Но кто его по-настоящему поразил, так это Кукин. В своем обычном черном костюме, он надел принесенные с собой ботинки и живо спрыгнул на лед. И куда только девалась его неповоротливость? Удивительно ладно заработали ноги, рассекая лед. Подавшись вперед, он стремительно, на одном дыхании, сделал несколько кругов. Фумихико не мог сдержать восхищения. Ясно стало, что тягаться с этим выросшим в Сибири человеком бессмысленно. Сделав очередной круг, Кукин плавно подъехал к Фумихико, скинул пиджак и неожиданно протянул ему.
— Подержите, пожалуйста! — сказал он небрежно. После чего, в белой рубашке и галстуке, выехал на середину катка и начал выписывать вензеля, как в фигурном катании. Кое-кто на катке выполнял схожие упражнения, но разница в уровне была очевидна. Когда он скользил мимо, все невольно останавливались и провожали его глазами. Для Кукина лед был родной стихией, и сейчас он в эту стихию вернулся. Смещая центр тяжести, он скользил то на левой, то на правой ноге, плавно переходя от одной фигуры к другой. Он прочертил восьмерку, и это была абсолютно правильная, без малейшего изьяна, точно проведенная по лекалу восьмерка.

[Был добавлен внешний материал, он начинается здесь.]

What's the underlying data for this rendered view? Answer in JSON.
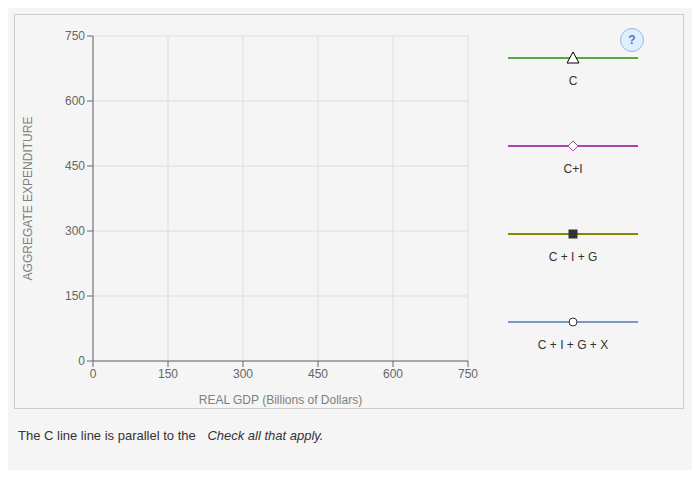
{
  "chart_data": {
    "type": "line",
    "xlabel": "REAL GDP (Billions of Dollars)",
    "ylabel": "AGGREGATE EXPENDITURE",
    "x": [],
    "series": [
      {
        "name": "C",
        "color": "#55aa44",
        "marker": "triangle",
        "values": []
      },
      {
        "name": "C+I",
        "color": "#aa44aa",
        "marker": "diamond",
        "values": []
      },
      {
        "name": "C + I + G",
        "color": "#888800",
        "marker": "square",
        "values": []
      },
      {
        "name": "C + I + G + X",
        "color": "#7799cc",
        "marker": "circle",
        "values": []
      }
    ],
    "xlim": [
      0,
      750
    ],
    "ylim": [
      0,
      750
    ],
    "xticks": [
      0,
      150,
      300,
      450,
      600,
      750
    ],
    "yticks": [
      0,
      150,
      300,
      450,
      600,
      750
    ],
    "grid": true,
    "legend": "right",
    "annotations": [
      "?",
      "The C line line is parallel to the ",
      "Check all that apply."
    ]
  }
}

Вокруг него образовалась толпа. Фумихико, убедившись, что Канна научилась кататься, перестал следить за ней и, стоя среди образовавших живое кольцо людей, сложив руки за спиной, наблюдал за Кукиным, выделывающим фигуры. Когда тот благополучно приземлился после прыжка с двумя оборотами, стоявший рядом с Фумихико юноша присвистнул.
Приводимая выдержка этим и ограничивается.